Lost in the faux outrage over improving the tax climate for employers is the fact that last year’s budget was predicated on nearly $6 billion in new or accelerated taxes on California businesses and investors. When it comes to taxing California’s employers, they gave at the office.

·        A two-year limit on the ability of businesses to use most business tax credits, including research and development, capping those credits at one-half of the taxpayer’s tax liability, costing businesses about $900 million. This tax credit limitation will result in increased taxes for companies currently relying upon California’s only remaining statewide investment incentive tax credits, research and development and enterprise zone credits.

· Suspends for two years the ability of businesses to deduct net operating losses, costing businesses $1.6 billion over two years. This change will directly affect marginally profitable businesses attempting to emerge from losses.

· Business taxpayers must pay more of their estimated taxes earlier in the year, which will raise about $2.3 billion. This will reduce cash flow for independent contractors and other businesses, small and large, in the first half of the year.

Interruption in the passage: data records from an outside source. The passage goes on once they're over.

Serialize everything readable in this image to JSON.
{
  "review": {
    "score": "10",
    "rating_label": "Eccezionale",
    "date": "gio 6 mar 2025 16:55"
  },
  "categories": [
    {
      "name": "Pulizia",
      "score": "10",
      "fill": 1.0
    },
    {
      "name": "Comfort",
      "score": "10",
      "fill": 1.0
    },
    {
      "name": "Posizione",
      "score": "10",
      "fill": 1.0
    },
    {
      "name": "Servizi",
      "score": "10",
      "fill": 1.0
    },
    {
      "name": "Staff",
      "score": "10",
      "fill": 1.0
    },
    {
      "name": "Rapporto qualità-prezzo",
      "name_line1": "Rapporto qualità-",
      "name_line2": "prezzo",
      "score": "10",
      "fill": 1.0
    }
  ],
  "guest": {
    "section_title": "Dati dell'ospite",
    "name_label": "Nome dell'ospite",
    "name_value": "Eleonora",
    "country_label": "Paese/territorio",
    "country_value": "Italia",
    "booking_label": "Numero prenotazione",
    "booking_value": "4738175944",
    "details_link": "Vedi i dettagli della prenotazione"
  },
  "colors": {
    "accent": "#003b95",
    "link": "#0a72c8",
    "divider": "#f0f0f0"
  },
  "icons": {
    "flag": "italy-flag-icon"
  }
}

· Limited liability companies (LLC) must pay their annual fees at least six months earlier this year, and will suffer a 10% penalty if they underestimate their fees, costing these companies $360 million. The new fee deadline will result in a double payment of the fee in the early part of 2009, which may pose a hardship for small companies with limited cash flow.

· A new 20% strict liability penalty in addition to all existing penalties, which applies to "understatements" of tax liability of $1 million or more, which is estimated to raise $1.5 billion from businesses. Unlike most existing state and federal penalties, there is no "reasonable cause" exception, which makes this penalty applicable even to reasonable tax payer behavior where there is no culpability. This will force companies to overpay their taxes by May 2009 and subsequent years to include amounts reasonably in dispute, in order to ensure no 20% penalty.

The public employee union strategy is two-fold: gaining support for tax increases this year to offset program cuts and related reductions in government staffs, plus their holy grail of fiscal policy – repealing the requirement that state tax increases achieve two-thirds approval of the Legislature. But that is merely a recipe for more economic deterioration. The long term fiscal health of the state will be resolved only by turning around the state’s economy. A strong economic recovery will add billions to the treasury without increasing taxes, but will only occur if the Governor and Legislature are committed to increasing our state’s competitiveness and ensuring California is a welcome environment for job creation.